= Pinky Show =

Pinky in the Pinky show "The American War: The U.S. in Vietnam"

The Pinky Show is a low-tech, hand-drawn educational-style online show. The Pinky Show tries to condense information and ideas that have been misrepresented, suppressed, ignored, or otherwise excluded from mainstream discussion. The Pinky Show presents information from a specific political viewpoint which can be generally characterized as progressive. The purpose of the show, as stated on their website is to present "marginalized perspectives as a means of challenging individuals to consider realities that lie beyond their own lived experiences".

The Pinky Show is a project of Associated Animals Inc., a 501(c)(3) educational non-profit organization.

== Concept ==
The main character is a cat named Pinky. Her friends are Bunny, Mimi, and Daisy. They are all cats, living in the desert near Baker, California (U.S.A.). Pinky is sometimes joined by human guests, and on occasion, lends the spotlight to ants from her ant farm.

In each episode, Pinky begins by asking a straightforward question about a specific topic, such as the US involvement in the Iraq War. She then goes on to present her perspective in an informal, easy-to-understand way. A typical episode often includes the presentation of researched and prepared material, or the interviewing of expert guests. In the Iraq war segment, for example, "Pinky" includes relevant legal documents, such as the United Nations Charter, the U.S. constitution and varying U.N. resolutions to argue that the 2003 invasion of Iraq was illegal. In one episode on the Vietnam War they use official releases from the White house and transcripts from Nixon's conversations. Occasionally they also use comical references, such as the phone book and her mom.

== Motivation ==
Pinky's views are presented from primarily a left-wing point of view. Topics covered include a wide range of little-known historical facts, critical analysis and interpretations of cultural texts, social and political commentary, issues of morality & ethics, and "basically anything that people may not know or spend much time thinking about."

== Online video ==
The Pinky Show is an online video show with short videos, which can be seen on YouTube or in the Pinky Show Archives. On YouTube, some of the more notable Pinky Show episodes have garnered over two millions views. One episode on illegal immigration has gained over 350,000 views. Another Pinky Show episode on YouTube on the legality of the Iraq war, entitled: "The Iraq War Legal or Illegal?" has gained over two million views. The Pinky Show has its own channel on YouTube with over 11,000 subscribers.

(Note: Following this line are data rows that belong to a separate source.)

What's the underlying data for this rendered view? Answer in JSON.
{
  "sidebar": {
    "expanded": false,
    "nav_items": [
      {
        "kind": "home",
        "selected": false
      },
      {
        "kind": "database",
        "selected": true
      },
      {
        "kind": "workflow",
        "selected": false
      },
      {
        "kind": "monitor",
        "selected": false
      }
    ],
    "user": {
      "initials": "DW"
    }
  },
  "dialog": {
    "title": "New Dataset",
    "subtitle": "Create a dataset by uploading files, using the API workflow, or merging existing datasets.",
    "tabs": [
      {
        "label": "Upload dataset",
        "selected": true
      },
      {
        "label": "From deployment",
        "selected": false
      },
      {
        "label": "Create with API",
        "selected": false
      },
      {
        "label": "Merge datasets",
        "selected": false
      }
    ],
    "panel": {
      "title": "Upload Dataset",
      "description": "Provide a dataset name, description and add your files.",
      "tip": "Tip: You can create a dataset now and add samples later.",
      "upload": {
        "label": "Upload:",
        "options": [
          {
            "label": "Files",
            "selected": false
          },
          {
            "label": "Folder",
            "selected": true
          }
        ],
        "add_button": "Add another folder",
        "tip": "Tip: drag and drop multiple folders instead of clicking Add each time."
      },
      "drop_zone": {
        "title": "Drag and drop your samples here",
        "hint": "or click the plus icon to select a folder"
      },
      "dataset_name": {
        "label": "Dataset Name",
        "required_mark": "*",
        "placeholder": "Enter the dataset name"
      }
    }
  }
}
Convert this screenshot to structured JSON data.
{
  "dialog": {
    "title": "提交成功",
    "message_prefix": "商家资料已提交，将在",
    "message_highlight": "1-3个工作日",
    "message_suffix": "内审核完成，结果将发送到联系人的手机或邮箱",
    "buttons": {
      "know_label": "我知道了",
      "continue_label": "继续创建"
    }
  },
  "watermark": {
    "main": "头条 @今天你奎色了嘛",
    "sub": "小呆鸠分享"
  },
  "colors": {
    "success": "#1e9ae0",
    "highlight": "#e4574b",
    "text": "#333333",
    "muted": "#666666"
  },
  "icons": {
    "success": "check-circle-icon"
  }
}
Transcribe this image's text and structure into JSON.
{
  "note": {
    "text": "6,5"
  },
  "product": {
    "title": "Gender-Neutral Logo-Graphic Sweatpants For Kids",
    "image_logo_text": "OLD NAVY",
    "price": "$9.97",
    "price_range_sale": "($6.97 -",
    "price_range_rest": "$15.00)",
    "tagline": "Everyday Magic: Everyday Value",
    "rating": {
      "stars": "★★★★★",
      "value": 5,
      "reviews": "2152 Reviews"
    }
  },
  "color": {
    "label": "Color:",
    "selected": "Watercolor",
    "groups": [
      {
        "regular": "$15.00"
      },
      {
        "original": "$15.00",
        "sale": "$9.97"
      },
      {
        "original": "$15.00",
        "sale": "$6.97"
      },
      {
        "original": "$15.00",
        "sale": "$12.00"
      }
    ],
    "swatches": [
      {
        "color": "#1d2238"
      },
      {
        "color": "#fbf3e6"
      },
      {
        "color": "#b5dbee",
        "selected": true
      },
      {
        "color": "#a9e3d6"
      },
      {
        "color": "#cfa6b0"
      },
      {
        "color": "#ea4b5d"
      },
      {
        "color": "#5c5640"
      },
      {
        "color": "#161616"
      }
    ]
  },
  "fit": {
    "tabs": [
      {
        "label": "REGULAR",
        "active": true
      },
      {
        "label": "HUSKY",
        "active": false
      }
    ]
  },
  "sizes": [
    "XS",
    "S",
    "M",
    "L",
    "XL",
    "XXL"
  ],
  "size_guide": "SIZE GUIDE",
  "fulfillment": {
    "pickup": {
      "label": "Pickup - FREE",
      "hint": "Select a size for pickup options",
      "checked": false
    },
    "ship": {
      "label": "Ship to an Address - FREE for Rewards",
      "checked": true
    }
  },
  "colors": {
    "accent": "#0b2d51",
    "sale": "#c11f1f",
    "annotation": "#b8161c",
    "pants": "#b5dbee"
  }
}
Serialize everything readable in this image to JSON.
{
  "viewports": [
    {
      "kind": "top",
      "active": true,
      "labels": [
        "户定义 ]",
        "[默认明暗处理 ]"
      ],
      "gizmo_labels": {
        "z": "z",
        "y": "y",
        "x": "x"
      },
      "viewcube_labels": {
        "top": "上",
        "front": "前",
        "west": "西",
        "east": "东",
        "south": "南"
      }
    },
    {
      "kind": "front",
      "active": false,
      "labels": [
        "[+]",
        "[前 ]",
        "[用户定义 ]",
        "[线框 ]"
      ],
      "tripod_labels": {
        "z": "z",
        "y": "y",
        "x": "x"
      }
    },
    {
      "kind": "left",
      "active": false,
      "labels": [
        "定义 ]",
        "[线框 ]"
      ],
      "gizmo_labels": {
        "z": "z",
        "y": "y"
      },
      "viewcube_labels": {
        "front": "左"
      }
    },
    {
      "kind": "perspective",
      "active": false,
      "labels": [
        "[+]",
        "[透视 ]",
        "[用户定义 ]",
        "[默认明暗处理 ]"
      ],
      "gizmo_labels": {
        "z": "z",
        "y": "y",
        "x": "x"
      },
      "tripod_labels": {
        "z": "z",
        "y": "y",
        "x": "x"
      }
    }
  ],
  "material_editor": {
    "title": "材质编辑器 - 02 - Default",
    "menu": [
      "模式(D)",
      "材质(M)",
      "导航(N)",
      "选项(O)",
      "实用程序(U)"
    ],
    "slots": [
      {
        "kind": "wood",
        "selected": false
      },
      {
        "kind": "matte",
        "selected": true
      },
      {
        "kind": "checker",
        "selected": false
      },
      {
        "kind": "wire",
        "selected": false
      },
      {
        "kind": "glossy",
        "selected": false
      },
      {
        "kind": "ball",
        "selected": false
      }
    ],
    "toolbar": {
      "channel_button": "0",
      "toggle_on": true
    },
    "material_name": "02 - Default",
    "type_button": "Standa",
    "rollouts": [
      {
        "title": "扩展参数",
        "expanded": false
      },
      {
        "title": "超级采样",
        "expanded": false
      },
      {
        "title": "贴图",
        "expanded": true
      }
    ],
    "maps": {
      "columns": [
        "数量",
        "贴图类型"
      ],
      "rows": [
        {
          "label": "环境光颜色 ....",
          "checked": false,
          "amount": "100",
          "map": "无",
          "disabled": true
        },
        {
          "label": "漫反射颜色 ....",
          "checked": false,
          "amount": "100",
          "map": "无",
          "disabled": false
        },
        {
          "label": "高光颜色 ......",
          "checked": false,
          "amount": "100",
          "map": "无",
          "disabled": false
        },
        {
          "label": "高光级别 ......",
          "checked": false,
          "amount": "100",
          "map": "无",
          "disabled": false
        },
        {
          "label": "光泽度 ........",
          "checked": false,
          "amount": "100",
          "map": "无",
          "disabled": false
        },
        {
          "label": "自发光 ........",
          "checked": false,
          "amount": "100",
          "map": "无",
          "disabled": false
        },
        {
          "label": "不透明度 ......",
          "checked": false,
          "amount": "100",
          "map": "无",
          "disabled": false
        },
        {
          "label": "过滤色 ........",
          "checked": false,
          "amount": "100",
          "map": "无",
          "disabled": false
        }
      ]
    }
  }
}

== Multimedia art exhibits ==
On November 19, 2009, the Pinky Show creators were acknowledged in an article in the Winnipeg Free Press entitled, "The Revolution Will Be Adorable." The article covered an art show exhibited at the University of Winnipeg. The "group's multimedia exhibition at the University of Winnipeg's Gallery 1C03 uses its academic setting to question the institutionalized values of higher education."

The same exhibit was also covered in the Winnipeg's Uptown magazine entitled, "An Educational Project - By Cats?" The article found the style of Pinky and her gang interesting: "in contrast to standard educational models, The Pinky Show lacks the trappings of authority. Charmingly and amateurishly animated cats earnestly deliver their research with subjectivity. A typical episode might begin: 'So, I was wondering...' No one asks Pinky, a round-eyed, black-faced cat with a white snout, what her credentials are - cats skirt the dehumanizing structure of authority."

== Grant support ==
Hawaii People's Fund awarded Associated Animals Inc., which produces the show, a 2008 grant for several episodes relating to "issues of colonialism in Hawaii".